There is a lot of talk in the media about GDPR and how the changes in the rules will affect small businesses. 

The most talked about change is probably the increase in fines that the ICO can issue for a breach of the rules. The existing maximum is £500,000 but from 25 May 2018, under GDPR, it will be a maximum of €20 million, or 4% of global turnover, whichever is higher.

Another major change that is likely to affect small businesses is the so-called right to erasure, also known as the right to be forgotten. This right enables an individual to request the deletion or removal of their personal data where there is no compelling reason for its continued processing. Having said that, please note it’s not an absolute right.

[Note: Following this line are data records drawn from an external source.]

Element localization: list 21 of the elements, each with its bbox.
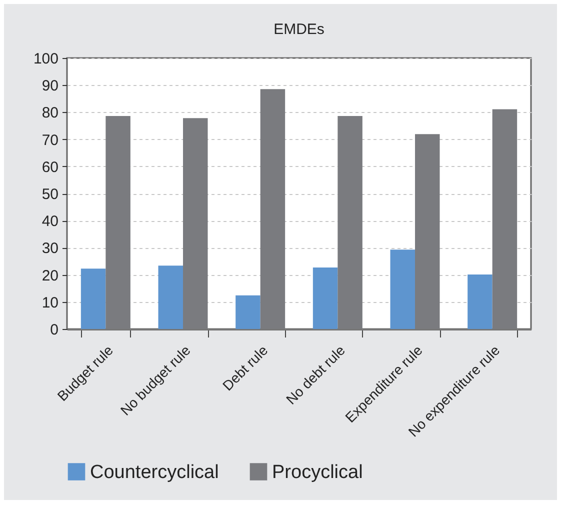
bar bbox=[390, 250, 415, 329]
chart-title: EMDEs bbox=[274, 21, 324, 38]
legend-label: Procyclical bbox=[272, 462, 363, 483]
legend-label: Countercyclical bbox=[90, 462, 219, 483]
y-tick-label: 0 bbox=[50, 322, 58, 338]
bar bbox=[158, 266, 183, 329]
y-tick-label: 30 bbox=[42, 240, 58, 258]
bar bbox=[80, 268, 106, 329]
y-tick-label: 80 bbox=[42, 104, 58, 122]
bar bbox=[312, 267, 338, 329]
y-tick-label: 90 bbox=[42, 78, 58, 95]
y-tick-label: 20 bbox=[42, 267, 58, 284]
y-tick-label: 10 bbox=[42, 294, 58, 312]
y-tick-label: 60 bbox=[42, 158, 58, 176]
bar bbox=[468, 274, 492, 329]
bar bbox=[236, 295, 260, 329]
y-tick-label: 100 bbox=[33, 50, 58, 68]
y-tick-label: 70 bbox=[42, 132, 58, 149]
x-tick-label: No debt rule bbox=[282, 342, 348, 408]
y-tick-label: 50 bbox=[42, 186, 58, 203]
y-tick-label: 40 bbox=[42, 213, 58, 230]
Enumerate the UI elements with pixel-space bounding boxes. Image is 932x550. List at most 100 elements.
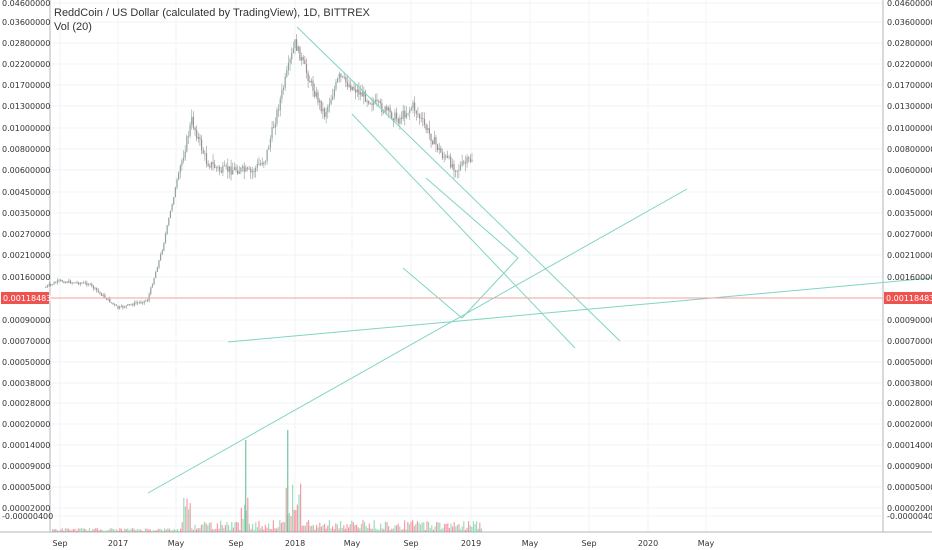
candle-body (459, 165, 462, 170)
y-tick-label: 0.00050000 (2, 358, 50, 367)
volume-bar (367, 528, 369, 532)
volume-bar (388, 526, 390, 532)
candle-body (141, 302, 144, 304)
volume-bar (402, 529, 404, 532)
candle-body (402, 110, 404, 119)
volume-bar (221, 525, 223, 532)
volume-bar (464, 529, 466, 532)
trendline[interactable] (296, 26, 621, 342)
candle-body (281, 89, 283, 99)
candle-body (119, 306, 121, 309)
volume-bar (426, 521, 428, 532)
volume-bar (148, 529, 150, 532)
candle-body (343, 76, 345, 78)
volume-bar (196, 528, 198, 532)
volume-bar (450, 523, 452, 532)
volume-bar (424, 529, 426, 532)
candle-body (102, 294, 104, 296)
candle-body (176, 179, 178, 188)
candle-body (191, 116, 193, 125)
volume-bar (312, 524, 314, 532)
volume-bar (63, 530, 65, 532)
volume-bar (159, 528, 161, 532)
candle-body (441, 152, 444, 159)
volume-bar (391, 528, 393, 532)
volume-bar (319, 522, 321, 532)
candle-body (158, 260, 160, 268)
volume-bar (280, 523, 282, 532)
candle-body (377, 101, 380, 102)
drawn-trendlines[interactable] (147, 26, 932, 494)
volume-bar (223, 528, 225, 532)
trendline[interactable] (351, 113, 576, 349)
candle-body (222, 165, 224, 173)
volume-bar (412, 520, 414, 532)
volume-bar (301, 525, 303, 532)
volume-bar (256, 527, 258, 532)
volume-bar (64, 528, 66, 532)
volume-bar (87, 530, 89, 532)
volume-bar (415, 524, 417, 532)
candle-body (133, 302, 135, 306)
candle-body (186, 136, 188, 152)
volume-bar (258, 520, 260, 532)
trendline[interactable] (425, 177, 519, 259)
volume-bar (276, 528, 278, 532)
candle-body (366, 101, 368, 102)
x-tick-label: May (522, 539, 539, 548)
candle-body (307, 72, 309, 81)
candle-body (82, 282, 85, 284)
candle-body (448, 156, 450, 158)
time-axis[interactable]: Sep 2017 May Sep 2018 May Sep 2019 May Sep 2020 May (52, 539, 714, 548)
candle-body (153, 278, 155, 285)
volume-bar (324, 523, 326, 532)
candle-body (415, 110, 417, 114)
left-price-axis[interactable]: 0.04600000 0.03600000 0.02800000 0.02200000… (1, 0, 53, 521)
volume-bar (71, 529, 73, 532)
volume-bar (416, 521, 418, 532)
volume-bar (204, 521, 206, 532)
volume-bar (122, 530, 124, 532)
volume-bar (317, 527, 319, 532)
y-tick-label: 0.01300000 (2, 102, 50, 111)
candle-body (96, 287, 98, 291)
y-tick-label: 0.00002000 (887, 504, 932, 513)
candle-body (428, 128, 430, 134)
volume-bar (210, 522, 212, 532)
candle-body (289, 59, 291, 64)
volume-bar (344, 528, 346, 532)
candle-body (276, 109, 278, 124)
candle-body (359, 92, 362, 95)
candle-body (337, 78, 339, 82)
y-tick-label: 0.03600000 (2, 18, 50, 27)
y-tick-label: 0.00002000 (2, 504, 50, 513)
volume-bar (309, 526, 311, 532)
candle-body (409, 109, 411, 113)
x-tick-label: 2019 (461, 539, 481, 548)
trendline[interactable] (402, 267, 463, 319)
candle-body (174, 187, 176, 198)
volume-bar (448, 527, 450, 532)
y-tick-label: 0.00210000 (887, 251, 932, 260)
trendline[interactable] (147, 188, 688, 494)
volume-bar (327, 525, 329, 532)
y-tick-label: 0.00450000 (2, 188, 50, 197)
volume-bar (359, 528, 361, 532)
trendline[interactable] (461, 257, 519, 319)
candle-body (417, 113, 419, 115)
volume-bar (311, 525, 313, 532)
volume-bar (188, 509, 190, 532)
right-price-axis[interactable]: 0.04600000 0.03600000 0.02800000 0.02200000… (884, 0, 932, 521)
y-tick-label: 0.00014000 (887, 441, 932, 450)
candle-body (173, 197, 175, 205)
candle-body (414, 102, 416, 111)
trendline[interactable] (227, 277, 932, 343)
candle-body (61, 280, 63, 282)
candle-body (456, 170, 458, 172)
candle-body (381, 103, 383, 113)
candle-body (391, 112, 393, 119)
y-tick-label: 0.01000000 (2, 124, 50, 133)
candle-body (341, 76, 344, 78)
candle-body (220, 170, 222, 173)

Examples of when businesses can refuse such a request: 

  • To exercise the right of freedom of expression and information
  • To comply with a legal obligation for the performance of a public interest task or exercise of official authority
  • For public health purposes in the public interest
  • The exercise or defence of legal claims.

The most common examples of when this right will apply are:

  • Where the personal data is no longer necessary in relation to the purpose for which it was originally collected or processed
  • When the individual withdraws consent
  • When the individual objects to the processing and there is no overriding legitimate interest for continuing the processing
  • The personal data was unlawfully processed (i.e. otherwise in breach of the GDPR)
  • The personal data has to be erased in order to comply with a legal obligation
  • The personal data is processed in relation to the offer of information society services to a child.

Also, if a business has disclosed the personal data to third parties, they must be informed about the erasure of the personal data, unless there are very good reasons why this is not possible.